Opinión Nacional

Los primeros frutos de la endogenización

Cuando la ruta de la empanada, los gallineros verticales, los huertos hidropónicos y los fundos zamoranos parecían desterrados del mundo de los vivos, aparece Johnny Yánez Rangel rescatando la idea del socialismo agrarista, tan de moda durante los años 70 cuando el Khmer rojo, guiado por Pol Pot, toma el poder en Camboya. Después de la olla con el cocido putrefacto que destapó el concejal Carlos Herrera que, dicho sea de paso, acabó con el mito en el que el régimen quiso convertir a Danilo Ánderson, el Gobierno necesitaba un nuevo héroe, esta vez vivo y actuando. Así fue como apareció el gobernador de Cojedes, quien además requería con urgencia lavar la imagen de tránsfuga que le quedó, luego de haber sido de los primeros en reconocer al Gobierno de Pedro Carmona. Yánez Rangel, en el más puro estilo de la revolución bolivariana, se coloca a la vanguardia del proceso de confiscación de tierras y ataque a la propiedad privada en el campo, sin que exista ningún tipo de estudio serio y confiable que respalde esta política. Estudios sobre la distribución de la tierra en el país, la productividad y tecnificación del campo, las relaciones agroindustriales, las economías de escala y los requerimientos de inversión de capital en el agro. Improvisación de la más burda.

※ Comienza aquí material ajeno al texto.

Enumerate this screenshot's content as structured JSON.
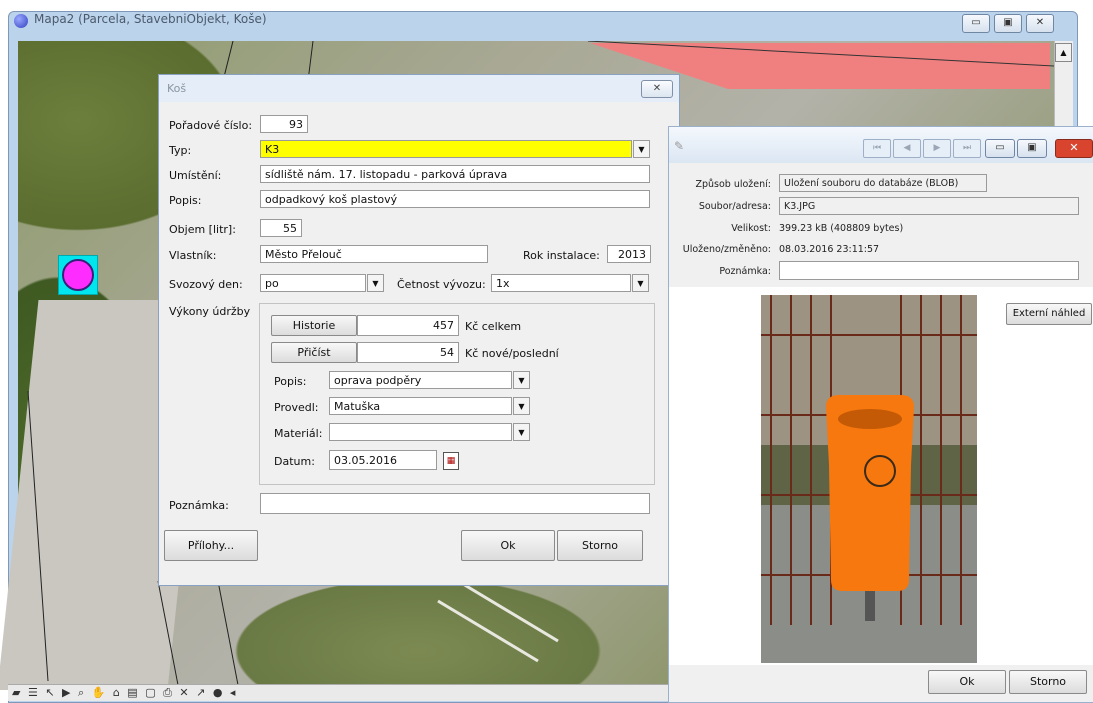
{
  "main_window": {
    "title": "Mapa2 (Parcela, StavebniObjekt, Koše)",
    "min": "▭",
    "max": "▣",
    "close": "✕"
  },
  "kos_dialog": {
    "title": "Koš",
    "close": "✕",
    "poradove_cislo_label": "Pořadové číslo:",
    "poradove_cislo_value": "93",
    "typ_label": "Typ:",
    "typ_value": "K3",
    "umisteni_label": "Umístění:",
    "umisteni_value": "sídliště nám. 17. listopadu - parková úprava",
    "popis_label": "Popis:",
    "popis_value": "odpadkový koš plastový",
    "objem_label": "Objem [litr]:",
    "objem_value": "55",
    "vlastnik_label": "Vlastník:",
    "vlastnik_value": "Město Přelouč",
    "rok_label": "Rok instalace:",
    "rok_value": "2013",
    "svozovy_den_label": "Svozový den:",
    "svozovy_den_value": "po",
    "cetnost_label": "Četnost vývozu:",
    "cetnost_value": "1x",
    "vykony_label": "Výkony údržby",
    "historie_button": "Historie",
    "historie_value": "457",
    "historie_suffix": "Kč celkem",
    "pricist_button": "Přičíst",
    "pricist_value": "54",
    "pricist_suffix": "Kč nové/poslední",
    "u_popis_label": "Popis:",
    "u_popis_value": "oprava podpěry",
    "provedl_label": "Provedl:",
    "provedl_value": "Matuška",
    "material_label": "Materiál:",
    "material_value": "",
    "datum_label": "Datum:",
    "datum_value": "03.05.2016",
    "poznamka_label": "Poznámka:",
    "poznamka_value": "",
    "prilohy_button": "Přílohy...",
    "ok_button": "Ok",
    "storno_button": "Storno"
  },
  "photo_window": {
    "nav_first": "⏮",
    "nav_prev": "◀",
    "nav_next": "▶",
    "nav_last": "⏭",
    "close": "✕",
    "zpusob_label": "Způsob uložení:",
    "zpusob_value": "Uložení souboru do databáze (BLOB)",
    "soubor_label": "Soubor/adresa:",
    "soubor_value": "K3.JPG",
    "velikost_label": "Velikost:",
    "velikost_value": "399.23 kB (408809 bytes)",
    "ulozeno_label": "Uloženo/změněno:",
    "ulozeno_value": "08.03.2016 23:11:57",
    "poznamka_label": "Poznámka:",
    "poznamka_value": "",
    "externi_button": "Externí náhled",
    "ok_button": "Ok",
    "storno_button": "Storno"
  },
  "colors": {
    "typ_highlight": "#ffff00",
    "bin_orange": "#f7780f",
    "map_symbol": "#ff2cff"
  }
}
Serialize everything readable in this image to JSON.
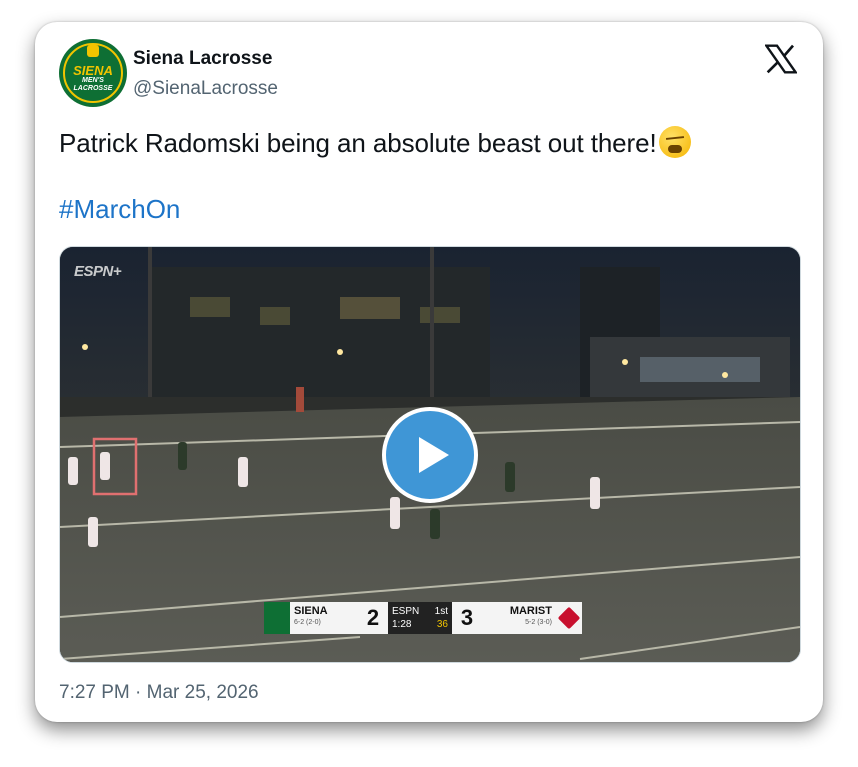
{
  "account": {
    "display_name": "Siena Lacrosse",
    "handle": "@SienaLacrosse",
    "avatar_text": [
      "SIENA",
      "MEN'S",
      "LACROSSE"
    ]
  },
  "tweet": {
    "text": "Patrick Radomski being an absolute beast out there!",
    "emoji": "face-with-steam-from-nose-emoji",
    "hashtag": "#MarchOn",
    "timestamp": "7:27 PM · Mar 25, 2026"
  },
  "video": {
    "broadcaster": "ESPN+",
    "scoreboard": {
      "home_team": "SIENA",
      "home_record": "6-2 (2-0)",
      "home_score": "2",
      "network": "ESPN",
      "clock": "1:28",
      "period": "1st",
      "shot_clock": "36",
      "away_score": "3",
      "away_team": "MARIST",
      "away_record": "5-2 (3-0)"
    }
  },
  "colors": {
    "link": "#1d74c8",
    "play_button": "#3f96d6",
    "siena_green": "#0e6f34",
    "siena_gold": "#f1c400",
    "marist_red": "#c8102e"
  }
}
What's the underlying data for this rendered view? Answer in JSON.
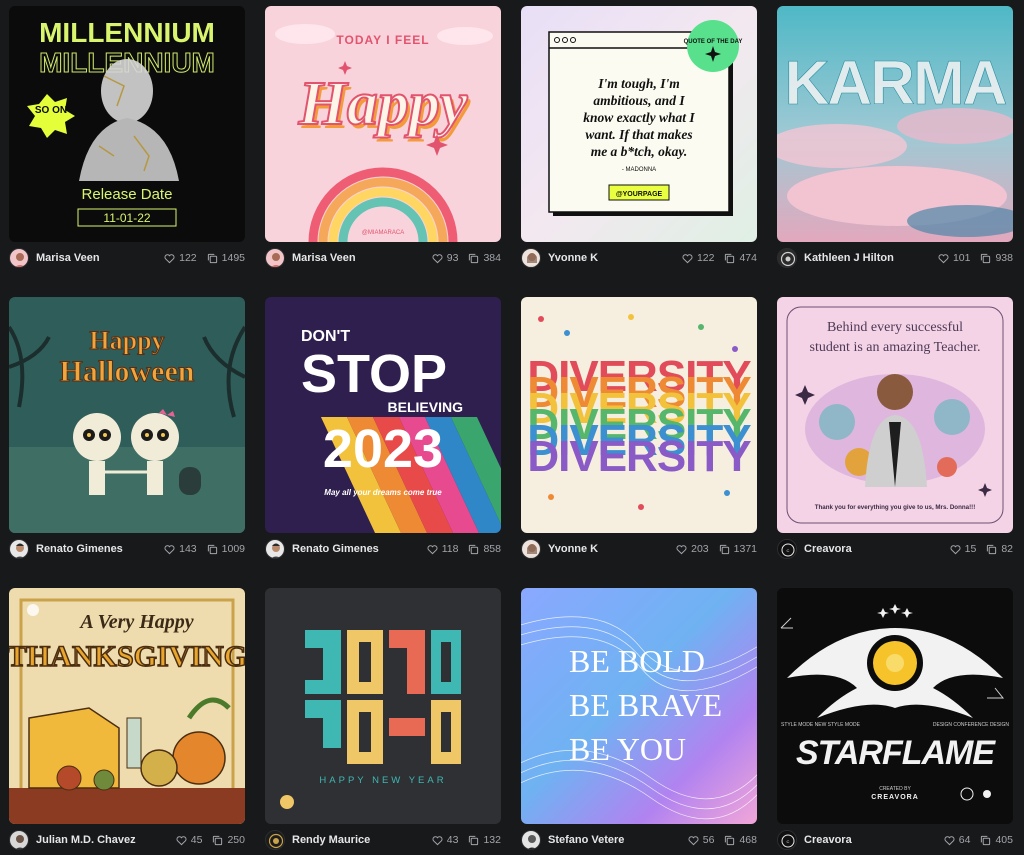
{
  "cards": [
    {
      "author": "Marisa Veen",
      "likes": "122",
      "uses": "1495",
      "img": {
        "title": "MILLENNIUM",
        "title_ghost": "MILLENNIUM",
        "badge": "SO ON",
        "subtitle": "Release Date",
        "date": "11-01-22"
      }
    },
    {
      "author": "Marisa Veen",
      "likes": "93",
      "uses": "384",
      "img": {
        "kicker": "TODAY I FEEL",
        "title": "Happy",
        "handle": "@MIAMARACA"
      }
    },
    {
      "author": "Yvonne K",
      "likes": "122",
      "uses": "474",
      "img": {
        "badge": "QUOTE OF THE DAY",
        "quote_lines": [
          "I'm tough, I'm",
          "ambitious, and I",
          "know exactly what I",
          "want. If that makes",
          "me a b*tch, okay."
        ],
        "attribution": "- MADONNA",
        "button": "@YOURPAGE"
      }
    },
    {
      "author": "Kathleen J Hilton",
      "likes": "101",
      "uses": "938",
      "img": {
        "title": "KARMA"
      }
    },
    {
      "author": "Renato Gimenes",
      "likes": "143",
      "uses": "1009",
      "img": {
        "line1": "Happy",
        "line2": "Halloween"
      }
    },
    {
      "author": "Renato Gimenes",
      "likes": "118",
      "uses": "858",
      "img": {
        "line1": "DON'T",
        "line2": "STOP",
        "line3": "BELIEVING",
        "line4": "2023",
        "tagline": "May all your dreams come true"
      }
    },
    {
      "author": "Yvonne K",
      "likes": "203",
      "uses": "1371",
      "img": {
        "title": "DIVERSITY"
      }
    },
    {
      "author": "Creavora",
      "likes": "15",
      "uses": "82",
      "img": {
        "line1": "Behind every successful",
        "line2": "student is an amazing Teacher.",
        "footer": "Thank you for everything you give to us, Mrs. Donna!!!"
      }
    },
    {
      "author": "Julian M.D. Chavez",
      "likes": "45",
      "uses": "250",
      "img": {
        "line1": "A Very Happy",
        "line2": "THANKSGIVING"
      }
    },
    {
      "author": "Rendy Maurice",
      "likes": "43",
      "uses": "132",
      "img": {
        "caption": "HAPPY NEW YEAR"
      }
    },
    {
      "author": "Stefano Vetere",
      "likes": "56",
      "uses": "468",
      "img": {
        "line1": "BE BOLD",
        "line2": "BE BRAVE",
        "line3": "BE YOU"
      }
    },
    {
      "author": "Creavora",
      "likes": "64",
      "uses": "405",
      "img": {
        "title": "STARFLAME",
        "ticker": "STYLE MODE   NEW STYLE MODE",
        "ticker2": "DESIGN CONFERENCE DESIGN",
        "credit_top": "CREATED BY",
        "credit": "CREAVORA"
      }
    }
  ],
  "colors": {
    "background": "#18191b",
    "stat_text": "#a3a5aa",
    "author_text": "#e6e6e8"
  },
  "icons": {
    "likes": "heart-icon",
    "uses": "copy-icon"
  }
}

Con la intervención de tierras comienza a tomar cuerpo la tesis de la endogenización, que Hugo Chávez contrapone a la globalización. De acuerdo con aquella extravagancia, el desarrollo interno (endógeno) debe sustentarse en un reparto equitativo de la tierra, lo cual quiere decir en el lenguaje de la “revolución bonita”, que cada campesino debe cultivar su propio conuco (minifundio). La sumatoria de esta producción en pequeña escala permitirá crear una economía autosuficiente que no estará obligada a importar alimentos. El problema con esta visión romántica del desarrollo autosostenido y autosuficiente, es que deja de lado el hecho de que los países más exitosos en el área agrícola, alcanzan esos logros sobre la base de grandes latifundios, que hacen posible la utilización de tecnologías intensivas en capital, a partir de las cuales se eleva sustancialmente el rendimiento y la productividad de la tierra. Esas naciones no han propiciado una confrontación artificial entre el campo y la ciudad, o entre pequeños, medianos y grandes productores, tal como hace ahora el teniente coronel Hugo Chávez, sino que estimulan la cooperación entre la industria (básicamente urbana) y el agro (rural). Es esa compleja red que se establece entre uno y otro sector, cada grupo social ocupa un lugar y desempeña una función importante para el conjunto. Además, la articulación entre la industria, la agricultura y la ganadería, se concibe en el marco de la globalización de la economía y las finanzas, pues carece de todo sentido pensar el crecimiento del agro sólo desde la perspectiva del desarrollo autóctono, como si viviésemos en un mundo que acaba de presenciar la caída de Bizancio.

Desde luego que en el Gobierno hay gente seria y bien informada, que alguna vez leyó El marxismo y la cuestión agraria de Karl Kautsky, que no se come el cuento del desarrollo endógeno, y que no cree que esta furia socializante que anima el decreto de intervención de tierras, persiga racionalizar el uso de la tierra y elevar la productividad mediante la explotación de los terrenos baldíos. Si tal fuese el objetivo real el Gobierno habría procedido de otro modo. Habría realizado los estudios pertinentes y las consultas a todos los grupos afectados, pues al fin y al cabo las abundantes reservas internacionales permitieron que durante 2004, a pesar del control cambiario, las importaciones alcanzaran los17.000 millones de dólares, cifra de vértigo. De este monto, una buena cantidad estuvo destinada a adquirir alimentos en el exterior. Así es que no había ningún apuro, ni ninguna urgencia económica. El país no está atravesando ninguna crisis fiscal o de seguridad que obligue al Gobierno a tomar medidas extremas como ésa. Las demandas provienen de la necesidad de acelerar la revolución, de acuerdo con el plan esbozado por Chávez en el cónclave de Fuerte Tiuna en noviembre pasado, y en vista de la enorme debilidad de la dirigencia opositora, incapaz siquiera de plantear en la Asamblea Nacional un debate sobre la improvisada y arbitraria medida del Gobierno o de interpelar al mandatario de Cojedes, al Presidente del Instituto Nacional de Tierras o al Ministro de Agricultura.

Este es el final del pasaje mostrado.